Come avevamo ampiamente anticipato su queste colonne, esiste un pre e un post 25 settembre, ossia un gioco a drammatizzare problemi prima sopiti. Prima c’era il Governo dei migliori mentre adesso ci sono gli usurpatori che hanno avuto addirittura l’ardire di vincere le elezioni e per questo vanno accusati anche del buco dell’ozono.
Qualcuno, infatti, poteva immaginare che dopo le elezioni ci potesse essere una protesta di piazza sul caro bollette? E invece è successo più di una volta dalla vittoria di Giorgia Meloni alle elezioni politiche: da Bologna a Bagheria passando per Napoli e Roma, più di qualcuno ha scoperto magicamente che esiste un rincaro dell’energia e reclama soluzioni. Si badi bene, il problema è serio ed esige risposte urgenti. Quello che purtroppo non ci pare serio è il fatto che più di qualcuno abbia deciso di fare caciara solo adesso.

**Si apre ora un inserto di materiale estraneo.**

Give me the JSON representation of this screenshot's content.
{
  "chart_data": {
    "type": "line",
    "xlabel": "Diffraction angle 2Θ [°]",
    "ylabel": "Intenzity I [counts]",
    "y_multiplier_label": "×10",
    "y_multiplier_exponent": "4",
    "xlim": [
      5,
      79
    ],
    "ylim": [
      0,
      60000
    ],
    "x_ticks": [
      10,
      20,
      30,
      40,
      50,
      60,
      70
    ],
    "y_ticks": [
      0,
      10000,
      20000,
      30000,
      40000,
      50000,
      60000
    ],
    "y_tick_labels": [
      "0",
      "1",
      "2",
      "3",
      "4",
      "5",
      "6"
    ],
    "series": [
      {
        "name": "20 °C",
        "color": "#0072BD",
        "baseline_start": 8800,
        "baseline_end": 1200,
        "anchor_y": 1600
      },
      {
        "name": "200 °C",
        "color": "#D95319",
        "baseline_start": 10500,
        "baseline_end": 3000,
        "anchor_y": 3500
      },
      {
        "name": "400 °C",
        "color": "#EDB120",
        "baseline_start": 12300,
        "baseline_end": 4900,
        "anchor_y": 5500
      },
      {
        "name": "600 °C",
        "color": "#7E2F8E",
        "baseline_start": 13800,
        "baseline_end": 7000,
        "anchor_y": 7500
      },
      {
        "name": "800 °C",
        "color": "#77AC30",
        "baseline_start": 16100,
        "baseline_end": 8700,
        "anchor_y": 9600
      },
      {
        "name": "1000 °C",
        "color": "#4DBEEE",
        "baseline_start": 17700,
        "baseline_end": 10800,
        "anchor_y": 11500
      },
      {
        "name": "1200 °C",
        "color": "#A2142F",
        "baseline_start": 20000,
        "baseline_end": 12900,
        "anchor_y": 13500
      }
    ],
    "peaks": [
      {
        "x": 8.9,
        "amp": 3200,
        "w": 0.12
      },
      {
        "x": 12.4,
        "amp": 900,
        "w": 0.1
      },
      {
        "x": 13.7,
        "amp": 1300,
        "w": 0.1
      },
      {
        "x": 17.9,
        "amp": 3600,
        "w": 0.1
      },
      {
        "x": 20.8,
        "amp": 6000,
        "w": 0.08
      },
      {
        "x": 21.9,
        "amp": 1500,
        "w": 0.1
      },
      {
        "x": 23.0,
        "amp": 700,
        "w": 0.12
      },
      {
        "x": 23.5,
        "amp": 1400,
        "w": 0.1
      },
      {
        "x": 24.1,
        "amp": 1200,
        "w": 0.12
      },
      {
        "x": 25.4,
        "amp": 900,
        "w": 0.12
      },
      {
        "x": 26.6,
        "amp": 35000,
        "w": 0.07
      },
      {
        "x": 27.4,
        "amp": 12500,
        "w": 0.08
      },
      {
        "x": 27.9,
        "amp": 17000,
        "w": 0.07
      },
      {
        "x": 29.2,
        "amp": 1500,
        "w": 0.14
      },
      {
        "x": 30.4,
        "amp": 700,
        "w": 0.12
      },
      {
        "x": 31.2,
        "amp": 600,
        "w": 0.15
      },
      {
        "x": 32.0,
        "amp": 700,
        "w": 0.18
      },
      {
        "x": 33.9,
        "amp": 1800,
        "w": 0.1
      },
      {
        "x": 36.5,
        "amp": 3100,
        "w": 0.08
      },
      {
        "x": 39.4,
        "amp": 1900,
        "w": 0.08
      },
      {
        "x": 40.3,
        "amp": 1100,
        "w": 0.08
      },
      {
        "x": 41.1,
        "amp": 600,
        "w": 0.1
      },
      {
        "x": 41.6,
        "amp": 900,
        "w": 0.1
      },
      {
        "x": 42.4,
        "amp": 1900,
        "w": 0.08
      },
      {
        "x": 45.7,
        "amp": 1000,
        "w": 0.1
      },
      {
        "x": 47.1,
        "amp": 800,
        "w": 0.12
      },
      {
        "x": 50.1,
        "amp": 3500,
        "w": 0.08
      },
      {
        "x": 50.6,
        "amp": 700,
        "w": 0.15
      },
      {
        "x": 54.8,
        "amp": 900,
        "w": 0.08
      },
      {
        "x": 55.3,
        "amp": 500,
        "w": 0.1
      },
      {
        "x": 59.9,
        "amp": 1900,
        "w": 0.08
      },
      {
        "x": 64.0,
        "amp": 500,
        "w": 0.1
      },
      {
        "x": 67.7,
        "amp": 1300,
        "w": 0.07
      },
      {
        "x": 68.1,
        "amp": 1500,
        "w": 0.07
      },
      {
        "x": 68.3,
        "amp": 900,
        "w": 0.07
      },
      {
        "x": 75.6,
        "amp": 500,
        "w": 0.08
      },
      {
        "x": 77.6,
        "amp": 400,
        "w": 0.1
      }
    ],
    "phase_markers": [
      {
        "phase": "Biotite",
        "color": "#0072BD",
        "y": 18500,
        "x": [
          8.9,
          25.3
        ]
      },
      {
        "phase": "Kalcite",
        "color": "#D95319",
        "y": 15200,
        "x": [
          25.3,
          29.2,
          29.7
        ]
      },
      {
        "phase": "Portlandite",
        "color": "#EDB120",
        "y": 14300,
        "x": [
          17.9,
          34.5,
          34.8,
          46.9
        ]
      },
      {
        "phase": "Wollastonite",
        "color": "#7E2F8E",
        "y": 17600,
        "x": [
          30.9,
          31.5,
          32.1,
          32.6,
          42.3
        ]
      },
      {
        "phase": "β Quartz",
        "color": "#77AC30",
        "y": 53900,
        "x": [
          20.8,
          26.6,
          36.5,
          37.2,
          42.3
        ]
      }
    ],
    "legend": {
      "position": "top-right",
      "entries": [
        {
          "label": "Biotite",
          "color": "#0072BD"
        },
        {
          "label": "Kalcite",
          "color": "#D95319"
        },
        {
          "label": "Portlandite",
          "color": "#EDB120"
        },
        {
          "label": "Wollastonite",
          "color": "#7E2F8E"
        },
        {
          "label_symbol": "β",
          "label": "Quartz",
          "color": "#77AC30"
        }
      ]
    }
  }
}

Se è per questo, pure il problema del Covid sta esplodendo e anche su questo tema serpeggia una certa preoccupazione. Più o meno dal 26 settembre si è scoperto che il piano vaccinale relativo alla quarta dose è al palo e con somma sorpresa di tutti (non nostra) i dati su contagi, ricoveri e terapie intensive sono in ascesa. Sarà sicuramente l’effetto Meloni.
Ma forse vogliamo parlare pure del Pnrr, il gioiello di Mario Draghi, l’orgoglio della Patria, il faro che avrebbe dovuto illuminare nuovamente il destino della Nazione. Bene, parliamone: adesso si scopre (ma solo perché lo hanno sussurrato da ambienti della nuova maggioranza parlamentare) che mancherebbero all’appello una serie di riforme pattuite con l’Europa, così come parrebbe che ci siano ritardi su progetti (soprattutto in infrastrutture e nuove tecnologie) per svariati miliardi. E cosa si aspettava ad ammettere che finanche il Governo dei migliori aveva avuto qualche difficoltà? Forse si attendeva il varo del nuovo Governo per imputare ad altri la responsabilità? Roba veramente meschina.
Sul piano internazionale, solamente ora la Banca centrale europea dichiara: “Scudo anti-spread solo a chi rispetta regole Ue sui conti”. Intanto, l’Unione europea avverte che i flussi di denaro continueranno ad arrivare se si procederà sul percorso delle riforme, mentre Moody’s minaccia di declassare il debito sovrano italiano. Prima del 25 settembre evidentemente andava tutto bene, perché altrimenti non riusciamo a darci una spiegazione plausibile.
A margine, c’è anche la politica di casa nostra, quel simpatico bestiario che suscita compassione. C’è chi criticava Giorgia Meloni del comizio di Vox perché troppo estrema e con la bava alla bocca, c’è chi invece adesso si lamenta per il fatto che appaia troppo ecumenica. C’è chi giudicava una pericolosa deriva populista il solo fatto di paventare l’allontanamento dallo splendido solco tracciato da Mario Draghi che ora si duole perché Giorgia Meloni sarebbe troppo draghiana. C’è chi non resiste alle scarse polemiche pubbliche relative alla formazione della lista dei ministri che cerca di montare ad arte il quadro di un centrodestra dilaniato dalle faide interne, nonostante non ci siano elementi a supporto. C’è chi, quando trapela il nome di un ministro tecnico, si lamenta perché il nascituro Governo è troppo tecnico. C’è chi, quando esce il nome di un politico per uno scranno governativo, giudica il futuro Governo troppo politico e quindi incapace di fornire risposte tecniche. E c’è anche chi reclama con urgenza delle soluzioni ai problemi del Paese (sollevati solo adesso), sostenendo che il centrodestra sia in ritardo (prima ancora che siano nominati i parlamentari, prima che il Capo dello Stato conferisca l’incarico per formare il Governo e prima che tutta la procedura sia ratificata secondo i dettami costituzionali).
Adesso spuntano fuori anche i problemi del lavoro, della povertà e del precariato: se solo pensiamo che la doglianza proviene da chi ha abolito l’articolo diciotto dello statuto dei lavoratori, non può che venirci da ridere. Perfino Confindustria ha deciso di tuonare contro il centrodestra (baciando la pantofola del Partito Democratico) con argomentazioni pretestuose, manco fossero i nipotini di Luciano Lama. Insomma, quelli che raccontavano di un autunno di speranza sotto la guida del Governo dei migliori, sono gli stessi che oggi narrano di un autunno caldo. E un po’ forse anche ci sperano.